Meski curiga dengan gelagat sang suami, Surti tak bertanya lebih lanjut. Ia memilih berdiri bersisihan dengan Juned, membelah tabir lebih luas. Padahal, mobil ambulans sudah tidak terlihat, tapi mereka tetap siaga di balik jendela. Menunggu siapa gerangan yang lancang membuat perasaan dan pikiran mereka kocar-kacir tak keruan.

•••

Dua lelaki berseragam serba putih duduk bersandar batang pohon beringin. Salah satu di antaranya mengibaskan topi untuk meredakan gerah setelah beberapa jam bertarung dengan terik matahari dan tanah merah.

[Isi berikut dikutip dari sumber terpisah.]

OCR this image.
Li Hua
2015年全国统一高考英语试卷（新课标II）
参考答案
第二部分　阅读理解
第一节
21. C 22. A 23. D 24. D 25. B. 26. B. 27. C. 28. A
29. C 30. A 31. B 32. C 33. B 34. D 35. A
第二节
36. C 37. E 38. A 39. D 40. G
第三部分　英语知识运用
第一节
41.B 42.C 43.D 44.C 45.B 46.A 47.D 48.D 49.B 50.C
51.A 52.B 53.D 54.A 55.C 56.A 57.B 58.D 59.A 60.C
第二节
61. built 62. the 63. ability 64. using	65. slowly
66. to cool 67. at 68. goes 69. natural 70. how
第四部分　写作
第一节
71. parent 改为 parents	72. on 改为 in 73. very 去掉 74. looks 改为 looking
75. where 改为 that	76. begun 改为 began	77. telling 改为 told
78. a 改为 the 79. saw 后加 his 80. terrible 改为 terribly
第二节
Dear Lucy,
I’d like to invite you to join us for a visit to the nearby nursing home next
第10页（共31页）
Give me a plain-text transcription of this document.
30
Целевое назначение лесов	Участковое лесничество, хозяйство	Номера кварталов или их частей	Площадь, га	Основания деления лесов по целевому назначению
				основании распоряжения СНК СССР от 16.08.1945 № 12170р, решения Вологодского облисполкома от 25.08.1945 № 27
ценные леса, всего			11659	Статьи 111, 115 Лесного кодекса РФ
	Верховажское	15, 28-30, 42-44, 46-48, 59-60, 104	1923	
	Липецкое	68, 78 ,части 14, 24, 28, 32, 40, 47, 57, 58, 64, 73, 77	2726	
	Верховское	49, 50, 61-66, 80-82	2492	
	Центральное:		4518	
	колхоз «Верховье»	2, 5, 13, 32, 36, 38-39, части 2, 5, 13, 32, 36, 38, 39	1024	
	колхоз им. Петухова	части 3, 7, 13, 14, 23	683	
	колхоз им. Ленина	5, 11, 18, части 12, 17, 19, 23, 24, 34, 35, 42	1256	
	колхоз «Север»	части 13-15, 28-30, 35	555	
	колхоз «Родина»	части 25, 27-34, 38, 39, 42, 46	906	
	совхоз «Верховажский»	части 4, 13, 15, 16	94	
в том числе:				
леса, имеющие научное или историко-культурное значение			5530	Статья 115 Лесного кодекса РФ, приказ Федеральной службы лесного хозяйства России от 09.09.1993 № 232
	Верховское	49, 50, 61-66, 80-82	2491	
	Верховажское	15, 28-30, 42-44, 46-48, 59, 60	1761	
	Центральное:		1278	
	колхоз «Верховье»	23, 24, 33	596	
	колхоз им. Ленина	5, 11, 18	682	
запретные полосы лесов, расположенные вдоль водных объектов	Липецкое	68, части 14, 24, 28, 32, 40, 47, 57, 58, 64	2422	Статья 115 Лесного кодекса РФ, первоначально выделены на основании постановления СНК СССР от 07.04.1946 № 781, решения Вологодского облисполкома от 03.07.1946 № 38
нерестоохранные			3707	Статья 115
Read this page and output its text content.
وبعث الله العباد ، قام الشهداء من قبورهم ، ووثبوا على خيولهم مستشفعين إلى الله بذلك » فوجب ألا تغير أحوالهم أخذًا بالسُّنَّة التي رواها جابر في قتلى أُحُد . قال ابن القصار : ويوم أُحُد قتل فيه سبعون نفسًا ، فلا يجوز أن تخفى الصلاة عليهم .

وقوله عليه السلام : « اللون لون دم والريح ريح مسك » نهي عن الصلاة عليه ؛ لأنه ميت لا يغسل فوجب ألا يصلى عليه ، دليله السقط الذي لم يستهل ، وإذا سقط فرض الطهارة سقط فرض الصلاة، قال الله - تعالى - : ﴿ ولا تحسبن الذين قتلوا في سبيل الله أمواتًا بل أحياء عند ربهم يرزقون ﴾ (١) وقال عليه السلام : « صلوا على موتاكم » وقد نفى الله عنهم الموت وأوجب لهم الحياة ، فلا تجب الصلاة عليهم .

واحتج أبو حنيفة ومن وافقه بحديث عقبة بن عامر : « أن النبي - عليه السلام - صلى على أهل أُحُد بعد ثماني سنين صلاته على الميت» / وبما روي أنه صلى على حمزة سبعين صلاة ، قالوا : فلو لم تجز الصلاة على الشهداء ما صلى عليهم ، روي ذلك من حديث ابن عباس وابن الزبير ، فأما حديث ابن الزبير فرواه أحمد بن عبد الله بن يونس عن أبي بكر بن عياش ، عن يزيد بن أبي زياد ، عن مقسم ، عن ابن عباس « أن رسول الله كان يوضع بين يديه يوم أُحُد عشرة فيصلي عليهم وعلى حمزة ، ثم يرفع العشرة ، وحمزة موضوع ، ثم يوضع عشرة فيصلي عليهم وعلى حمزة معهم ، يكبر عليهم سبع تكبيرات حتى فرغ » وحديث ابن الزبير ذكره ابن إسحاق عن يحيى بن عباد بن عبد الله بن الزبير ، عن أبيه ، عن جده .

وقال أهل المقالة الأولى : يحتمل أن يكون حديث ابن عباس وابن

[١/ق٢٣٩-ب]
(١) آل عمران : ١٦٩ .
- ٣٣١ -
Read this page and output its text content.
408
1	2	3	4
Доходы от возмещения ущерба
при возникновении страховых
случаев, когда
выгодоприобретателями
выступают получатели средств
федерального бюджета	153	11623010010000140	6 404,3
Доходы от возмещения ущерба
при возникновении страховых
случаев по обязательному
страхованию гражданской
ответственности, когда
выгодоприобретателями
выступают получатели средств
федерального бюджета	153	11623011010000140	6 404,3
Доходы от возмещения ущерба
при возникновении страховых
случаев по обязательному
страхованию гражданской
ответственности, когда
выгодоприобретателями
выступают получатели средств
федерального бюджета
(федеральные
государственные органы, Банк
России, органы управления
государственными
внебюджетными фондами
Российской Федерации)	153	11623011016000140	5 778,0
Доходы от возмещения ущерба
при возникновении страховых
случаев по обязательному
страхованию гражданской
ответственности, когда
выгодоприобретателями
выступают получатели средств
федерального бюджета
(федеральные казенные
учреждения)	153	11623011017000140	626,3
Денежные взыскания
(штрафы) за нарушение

Meski lelah, tak sedikit pun terbesit dalam pikiran mereka niat untuk mengeluh. Bagi mereka, profesi yang diemban merupakan tugas mulia. Apalagi pada masa sekarang, ketika banyak pekerja yang dirumahkan tanpa kepastian. Mereka tetap bersyukur meski upahnya tak seberapa.

"Dunia semakin gila ya, Mas?" ujar Mulyo dengan mata terpejam.

Hening. Tak ada jawaban.

Di sampingnya, Sucipto memilih untuk menyerahkan jawaban kepada desiran angin. Kerongkongannya tercekat, lidahnya kelu. Terlalu miris melihat kehidupan di bumi yang kian ironi.

Karena tidak mendapat respon, Mulyo menegakkan tubuh. Ingin menagih jawaban atas pertanyaannya. Namun, baru saja membuka mulut, ia mengurungkan niat. Kepalanya menoleh, mengikuti arah pandangan Sucipto.

Kini, keduanya menatap nanar pada satu titik yang sama. Gundukan tanah yang diapit pohon pisang, dengan batu yang berdiri kokoh pada setiap ujungnya bertuliskan "Hartanti binti Hartanto".

"Padahal Mbak Har sakit asma, tapi warga tidak ada yang percaya," ucap Mulyo lagi.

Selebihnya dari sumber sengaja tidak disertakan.